SAN FRANCISCO – After the warnings about the cloud and its potential threats to security, it seems counter-intuitive to say the cloud can actually help businesses shore up the security of their data.
But that was the message coming from Philippe Courtot, chairman and CEO of Qualys Inc. He was speaking from the RSA conference in San Francisco on Thursday.
“2014 is a pivotal year for the industry,” he said. “It gives us an opportunity to define security to protect our assets … Consumers expect service providers to bring security into their services, and they expect secure end-to-end solutions. It’s a profound shift in responsibilities.”
To be quick enough to respond to the market and to customers’ needs, as well as to stay competitive, businesses have been forced to take on more risk than in the past, Courtot said.
He gave the example of the high-profile data breach at Target Corp. in December 2013, which saw the names and credit card numbers of as many 110 million customers exposed. The breach cost Target about 46 per cent of its profits in the fourth quarter of 2013, a recent Forbes story reported.
“The points of entry have multiplied,” Courtot said, adding on top of that, many organizations are using outdated architecture. For example, many retailers still accept credit cards and signatures, while much of the rest of the world has moved onto the chip and PIN method.
If Target had invested in chip and PIN technology, they might have only spent $100 million in updating their systems – but the cost of the data breach is exponentially more than that, Courtot said. Target still isn’t sure how much the breach will cost it this year, the Forbes story said.
That’s where harnessing the cloud for security comes in, Courtot said.
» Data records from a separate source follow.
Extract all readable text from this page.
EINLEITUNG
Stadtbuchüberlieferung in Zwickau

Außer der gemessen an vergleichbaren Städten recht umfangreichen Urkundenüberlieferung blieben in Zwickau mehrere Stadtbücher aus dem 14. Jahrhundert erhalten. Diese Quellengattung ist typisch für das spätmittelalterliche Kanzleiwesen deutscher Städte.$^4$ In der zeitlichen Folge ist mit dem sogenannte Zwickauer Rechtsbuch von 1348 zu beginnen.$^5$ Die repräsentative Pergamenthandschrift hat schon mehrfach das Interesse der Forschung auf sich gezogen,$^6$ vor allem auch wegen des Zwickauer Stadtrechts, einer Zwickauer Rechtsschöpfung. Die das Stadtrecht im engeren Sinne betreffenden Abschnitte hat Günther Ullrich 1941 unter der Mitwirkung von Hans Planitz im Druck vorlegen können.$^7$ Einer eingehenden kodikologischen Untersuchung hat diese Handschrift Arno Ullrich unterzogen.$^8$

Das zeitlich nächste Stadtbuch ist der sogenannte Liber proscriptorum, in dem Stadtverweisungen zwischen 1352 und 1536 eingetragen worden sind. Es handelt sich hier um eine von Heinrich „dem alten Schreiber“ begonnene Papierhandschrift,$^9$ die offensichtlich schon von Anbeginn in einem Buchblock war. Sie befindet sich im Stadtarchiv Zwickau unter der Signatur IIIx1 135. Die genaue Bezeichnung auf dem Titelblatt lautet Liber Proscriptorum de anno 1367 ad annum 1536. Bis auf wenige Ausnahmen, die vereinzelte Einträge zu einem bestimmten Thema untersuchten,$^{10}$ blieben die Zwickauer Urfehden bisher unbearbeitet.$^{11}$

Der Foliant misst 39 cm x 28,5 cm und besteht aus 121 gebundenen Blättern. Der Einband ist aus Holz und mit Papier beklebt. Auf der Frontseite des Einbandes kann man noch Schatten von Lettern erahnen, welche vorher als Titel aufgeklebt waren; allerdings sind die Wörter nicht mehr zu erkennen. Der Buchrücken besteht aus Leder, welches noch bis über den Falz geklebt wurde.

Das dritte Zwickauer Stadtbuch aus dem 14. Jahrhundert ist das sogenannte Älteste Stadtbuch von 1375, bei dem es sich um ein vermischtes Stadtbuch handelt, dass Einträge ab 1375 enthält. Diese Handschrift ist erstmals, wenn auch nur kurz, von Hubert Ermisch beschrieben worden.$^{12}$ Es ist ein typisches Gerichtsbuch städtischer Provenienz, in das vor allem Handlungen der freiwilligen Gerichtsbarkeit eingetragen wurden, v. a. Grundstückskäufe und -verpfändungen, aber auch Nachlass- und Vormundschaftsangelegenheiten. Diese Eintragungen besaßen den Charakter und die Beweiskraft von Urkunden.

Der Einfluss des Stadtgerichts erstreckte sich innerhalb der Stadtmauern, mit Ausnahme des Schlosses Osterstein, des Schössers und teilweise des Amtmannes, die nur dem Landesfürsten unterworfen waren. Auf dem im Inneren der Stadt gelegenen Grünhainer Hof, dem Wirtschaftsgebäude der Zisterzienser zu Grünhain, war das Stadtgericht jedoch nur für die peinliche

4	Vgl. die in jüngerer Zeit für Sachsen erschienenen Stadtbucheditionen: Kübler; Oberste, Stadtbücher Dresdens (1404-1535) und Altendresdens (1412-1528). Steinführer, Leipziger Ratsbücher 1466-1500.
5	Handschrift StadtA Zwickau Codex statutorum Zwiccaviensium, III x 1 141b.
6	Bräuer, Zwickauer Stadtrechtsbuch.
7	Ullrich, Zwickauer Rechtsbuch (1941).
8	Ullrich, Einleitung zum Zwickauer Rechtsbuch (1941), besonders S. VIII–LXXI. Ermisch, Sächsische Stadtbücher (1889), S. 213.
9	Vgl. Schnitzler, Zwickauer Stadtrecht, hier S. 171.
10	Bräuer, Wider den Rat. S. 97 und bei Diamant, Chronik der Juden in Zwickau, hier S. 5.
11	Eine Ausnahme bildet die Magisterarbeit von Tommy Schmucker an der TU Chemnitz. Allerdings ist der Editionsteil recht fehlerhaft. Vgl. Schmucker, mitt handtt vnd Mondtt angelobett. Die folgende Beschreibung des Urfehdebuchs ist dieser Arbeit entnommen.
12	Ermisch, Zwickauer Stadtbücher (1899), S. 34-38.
He listed three principles for using the cloud to improve security posture – looking externally at an organization’s IT environment, the way a hacker might do; looking internally to see where an organization can improve its processes; and identifying whether there’s already been a breach.
First, businesses need to get into the same mindset as a hacker looking to break through their defenses, he said. While talking about perimeters may sound a little outdated, Courtot said today’s perimeters have been extended. Essentially, anything Internet-facing is now part of an organization’s perimeters, he added.
“It’s not difficult to imagine scanners in the cloud continuing to look at, and scan, our perimeters,” he said, adding the cloud could identify threats and then create a solution with an automated incident response system.
The cloud would also be able to analyze traffic coming in and out, Courtot said. The next generation of firewalls could become endpoint and cloud-aware, with endpoints continuously beaming up data to a Cloud Echo database of sorts. Having that data on hand would make it easier for IT administrators to identify suspicious activity in real time, he said.
IT administrators could also use the cloud to monitor social networks in the same way hackers do. Right now, hackers are constantly watching their targets’ social activity on LinkedIn, Facebook, Twitter, and Google+. But many of today’s startups are offering social monitoring services to show when hackers might be trying to ensnare a target in a phishing scheme, Courtot said.
As another argument for the cloud as security tool, Courtot said IT administrators could use it to simplify and harden their networks.
“We need to redefine vulnerability management,” he said. “It’s not at a high enough level today.”
What needs to happen, he said, is the security industry must prioritize vulnerabilities and ensure they can identify them in real time. Security professionals could bring in cloud agents to make sure they catch any signs of vulnerabilities, malware, or other suspicious traffic.
Finally, one of the key things businesses must do is recognize if a hacker has already breached their systems. That means relying on a new frontier – indicators of compromise (IOC), Courtot said.
These can come from many different sources, whether that’s sandboxing or through forensics, but the point here is to recognize a hacker’s unique fingerprint and be able to match it against a possible compromise within an organization.
“Today, IOCs are too complex. We need to make a community effort to standardize them to build detection tools for networks,” Courtot said. “This is the year, the opportunity for all of us to redefine security. I believe we can take the upper hand.”